Celestial Poker / Sviten Special
Introduction
This Poker variant is a cross between Five-card Draw and Omaha. Players are dealt five cards each, and a there are five face up shared cards on the table. After the first three shared cards (known as the flop) have been dealt, players can discard some of their hand cards and obtain replacements. The pot is split between the best five-card hand and the best Omaha hand. This mixture of games guarantees action and is normally played quite aggressively.
As reported by Jonas Uebel, this game has become very popular in the Nordic countries under the name Sviten Special, and is widely believed to have originated in 2004 in Anders Bengtsson's legendary Sviten poker club in Stockholm, as described for example on this festival page. However I am told by Sebastién that an identical game was played in French Canada in the 1980's where it was known as Celestial Poker (or in French, Céleste). The 'festival page' article also mentions that a similar game is played in the USA under the rather clumsy name 'Drawmaha'. It may well be that over the course of a quarter century or more this same idea has arisen independently in several widely separated places.
Players, Cards and Stakes
A standard international 52-card deck is used. The optimum number of players is 5 or 6. It is possible for up to 9 to play, but then you often have to recycle cards discarded by the earlier players to be drawn by others.
Players agree the size of the small and big blinds, and the betting limits. Sviten Special is preferably, and in its original format, played as pot limit.
Deal and Betting
As in any form of poker, the cards are shuffled and cut. The structure when it comes to blinds, order of betting and the way the communal cards are dealt are identical to ordinary Texas Hold’em and Omaha.
The player to the dealer's left places the small blind and the player to the small blind's left places the big blind. The dealer then deals five cards to each player, and there is a betting round, beginning with the player to the left of the big blind.
The dealer then burns one card and deals a three-card flop face up to the table. There is a second round of betting in which the player to the left of the dealer acts first.
After the second betting round, each player can discard any number of cards - from zero to five - and receives an equal number of replacement cards from the dealer, as in five card draw poker. If the deck runs out at this point the muck (consisting of earlier players' discards, the burn card, and the cards of any players who folded in the first betting round) is shuffled to form a new deck from which to deal replacement cards to the later players.
The dealer burns one card and deals one card (the turn card) face up to the table. There is a third round of betting beginning with the player to the left of the dealer.
Finally the dealer deals a fifth face up card (the river) to the table, and there is a fourth round of betting beginning with the player to the left of the dealer.
The Showdown
If any betting round results in all players but one folding, the last surviving player immediately takes the pot without showing any cards, and this ends the hand.
If more than one player survives the final round of betting, all surviving players show their cards, and the pot is split between:
- The best five-card poker hand (considering only the five cards held by the player)
- The best Omaha hand, formed of exactly two of the player's cards and exactly three of the face up cards on the table.

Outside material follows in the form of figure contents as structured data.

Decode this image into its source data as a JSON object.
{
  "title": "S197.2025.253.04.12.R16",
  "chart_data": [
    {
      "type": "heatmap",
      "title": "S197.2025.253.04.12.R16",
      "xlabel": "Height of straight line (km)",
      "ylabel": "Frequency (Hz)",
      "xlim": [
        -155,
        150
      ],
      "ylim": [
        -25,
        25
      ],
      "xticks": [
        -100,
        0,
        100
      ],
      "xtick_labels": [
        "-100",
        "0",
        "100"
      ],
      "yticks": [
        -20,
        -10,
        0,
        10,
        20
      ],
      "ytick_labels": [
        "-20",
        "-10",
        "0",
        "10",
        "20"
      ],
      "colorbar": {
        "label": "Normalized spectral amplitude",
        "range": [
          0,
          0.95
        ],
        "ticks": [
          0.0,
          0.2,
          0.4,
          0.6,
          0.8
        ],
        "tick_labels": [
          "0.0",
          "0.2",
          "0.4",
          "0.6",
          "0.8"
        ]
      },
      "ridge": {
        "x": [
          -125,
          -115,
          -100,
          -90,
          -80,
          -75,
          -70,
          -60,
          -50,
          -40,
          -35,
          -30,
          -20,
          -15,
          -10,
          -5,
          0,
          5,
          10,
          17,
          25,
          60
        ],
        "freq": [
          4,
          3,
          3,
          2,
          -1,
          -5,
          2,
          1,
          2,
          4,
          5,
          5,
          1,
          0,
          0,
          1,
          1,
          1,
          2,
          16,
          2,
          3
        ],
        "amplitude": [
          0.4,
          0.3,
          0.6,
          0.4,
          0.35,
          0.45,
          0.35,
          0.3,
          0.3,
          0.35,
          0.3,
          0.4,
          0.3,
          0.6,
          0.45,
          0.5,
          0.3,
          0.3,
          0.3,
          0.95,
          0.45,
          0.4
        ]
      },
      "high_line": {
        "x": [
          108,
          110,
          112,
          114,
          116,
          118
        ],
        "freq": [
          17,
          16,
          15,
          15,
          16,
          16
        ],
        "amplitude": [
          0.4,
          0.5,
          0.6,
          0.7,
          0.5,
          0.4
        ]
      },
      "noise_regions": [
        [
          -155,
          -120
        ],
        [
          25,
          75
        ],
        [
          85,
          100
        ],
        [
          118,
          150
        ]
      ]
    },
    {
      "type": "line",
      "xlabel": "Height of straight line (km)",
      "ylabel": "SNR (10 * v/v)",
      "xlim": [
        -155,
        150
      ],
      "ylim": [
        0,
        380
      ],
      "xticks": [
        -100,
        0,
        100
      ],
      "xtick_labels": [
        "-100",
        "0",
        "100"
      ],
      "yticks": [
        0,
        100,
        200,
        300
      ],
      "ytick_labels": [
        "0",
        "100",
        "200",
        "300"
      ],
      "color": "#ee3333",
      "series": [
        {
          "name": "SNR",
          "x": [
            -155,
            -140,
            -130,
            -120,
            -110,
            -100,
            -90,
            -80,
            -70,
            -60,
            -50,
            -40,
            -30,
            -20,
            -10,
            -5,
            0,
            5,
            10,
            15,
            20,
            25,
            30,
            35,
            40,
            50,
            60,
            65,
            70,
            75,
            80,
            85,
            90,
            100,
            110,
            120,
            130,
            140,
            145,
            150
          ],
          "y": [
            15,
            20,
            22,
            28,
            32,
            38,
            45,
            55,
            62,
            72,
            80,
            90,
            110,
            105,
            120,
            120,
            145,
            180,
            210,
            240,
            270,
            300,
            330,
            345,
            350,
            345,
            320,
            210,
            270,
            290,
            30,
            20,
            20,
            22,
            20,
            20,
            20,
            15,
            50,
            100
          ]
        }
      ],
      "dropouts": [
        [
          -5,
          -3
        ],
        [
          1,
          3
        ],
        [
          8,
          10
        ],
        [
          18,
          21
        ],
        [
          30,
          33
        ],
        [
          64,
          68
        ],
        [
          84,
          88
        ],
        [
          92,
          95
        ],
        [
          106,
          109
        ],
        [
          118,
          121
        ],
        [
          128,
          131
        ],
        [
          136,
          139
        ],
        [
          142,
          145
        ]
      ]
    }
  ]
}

Normal poker hand ranking applies. It is of course possible for the same player to win on both criteria, and take the whole pot. However, it is common for the pot to be split.
Variations
A popular variation of Sviten Special allows an extra possibility when exchanging cards. If you decide to exchange only one card, you can ask the dealer to give you a replacement card face up. You can either accept this card, which everyone has seen, or reject it and ask the dealer to deal you another card face down, which you must then accept.
Sebastién describes three versions of the one-card exchange rule played in Celestial Poker in Canada:
- The player simply receives one replacement card that is not shown to the other players and has to accept it - i.e. the same as when exchanging two or more cards. This is rarely played.
- The player is dealt one card face up, which they can reject and take a face-down card in its place, the same as in the Sviten Special variant above.
- The player is dealt two cards face down, keeps one of them without showing it, and discards the rejected card face up. This third version is the most popular.
Sviten Special is most popular to play as pot limit and in cash games. However, there have been successful tournaments of Sviten Special and even some players that like to play it as no limit (but then the game tends to become quite crazy).
Communist Pot is a Celestial Poker variation in which everyone at the table has to place an ante of 5× the big blind. There is no betting round after the first 5 cards are dealt: the dealer immediately deals the three-card flop. The game then continues in the normal way.
There are several Roll Your Own versions of Celestial Poker. The most usual is for each player to reveal one of their five cards when the turn card has been dealt, before the third betting round, and a second when the river card has been dealt, before the final betting round.